Let L1 be the line passing through the points Q1=(3, −3, 4) and Q2=(−3, 6, 7). Find a value of k so the line L2 passing through the point P1 = P1(−6, 11, k) with direction vector →d=[1, −1, −2]T intersects with L1.
Not sure how to go on..
It is the different type of question though. The point P1 includes k
I did this for you here, you even thanked me for it
??
https://www.jiskha.com/questions/1768758/Let-L1-be-the-line-passing-through-the-points-Q1-2-3-4-and-Q2-5
I also answered your other question from yesterday,
you answer was incorrect.
https://www.jiskha.com/questions/1768663/The-parametric-equations-for-a-line-L1-are-as-follows-x-1-2t-y-4-4t-z
To find the value of k such that the line L2 intersects with L1, we need to find the coordinates of the intersection point of the two lines.

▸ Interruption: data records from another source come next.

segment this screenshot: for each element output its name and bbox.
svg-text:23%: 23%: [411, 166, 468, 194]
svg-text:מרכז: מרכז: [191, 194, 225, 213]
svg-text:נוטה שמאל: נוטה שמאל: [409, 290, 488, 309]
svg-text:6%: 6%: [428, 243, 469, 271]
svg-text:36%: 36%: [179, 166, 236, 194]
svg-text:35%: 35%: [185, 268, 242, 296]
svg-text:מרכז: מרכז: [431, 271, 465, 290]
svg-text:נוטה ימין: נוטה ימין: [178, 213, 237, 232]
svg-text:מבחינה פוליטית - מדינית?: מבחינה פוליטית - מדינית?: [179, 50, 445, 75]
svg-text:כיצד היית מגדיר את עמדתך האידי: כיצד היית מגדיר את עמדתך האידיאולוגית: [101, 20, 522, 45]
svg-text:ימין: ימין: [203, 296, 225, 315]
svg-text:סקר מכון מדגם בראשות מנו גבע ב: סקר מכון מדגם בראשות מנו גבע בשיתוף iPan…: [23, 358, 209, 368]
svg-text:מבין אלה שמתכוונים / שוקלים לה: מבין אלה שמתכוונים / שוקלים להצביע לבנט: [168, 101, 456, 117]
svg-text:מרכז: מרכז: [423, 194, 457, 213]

Step 1: Write the parametric equations of L1 and L2.
L1: x = 3 + t(-3 - 3), y = -3 + t(6 + 3), z = 4 + t(7 - 4)
x = 3 - 6t, y = -3 + 9t, z = 4 + 3t
L2: x = -6 + s(1), y = 11 + s(-1), z = k + s(-2)
x = -6 + s, y = 11 - s, z = k - 2s
Step 2: Set up the equations for the coordinates of the intersection point (x, y, z).
For the x-coordinates:
3 - 6t = -6 + s
6t + s = 9
For the y-coordinates:
-3 + 9t = 11 - s
-9t - s = 14
For the z-coordinates:
4 + 3t = k - 2s
2s + 3t - k = -4
Step 3: Solve the system of equations for t, s, and k.
To solve the system of equations, we can use any method such as substitution or elimination. Here, we will use the method of elimination.
From the first two equations:
6t + s = 9 (Equation 1)
-9t - s = 14 (Equation 2)
Adding Equation 1 and Equation 2, we get:
-3t = 23
Dividing both sides by -3, we find:
t = -23/3
Substituting t into Equation 1:
6(-23/3) + s = 9
-38 + s = 9
s = 47
Substituting t = -23/3 and s = 47 into Equation 3:
2(47) + 3(-23/3) - k = -4
94 - 23 - k = -4
k = 94 - 19 + 4
k = 79
Therefore, the value of k such that the line L2 intersects with L1 is k = 79.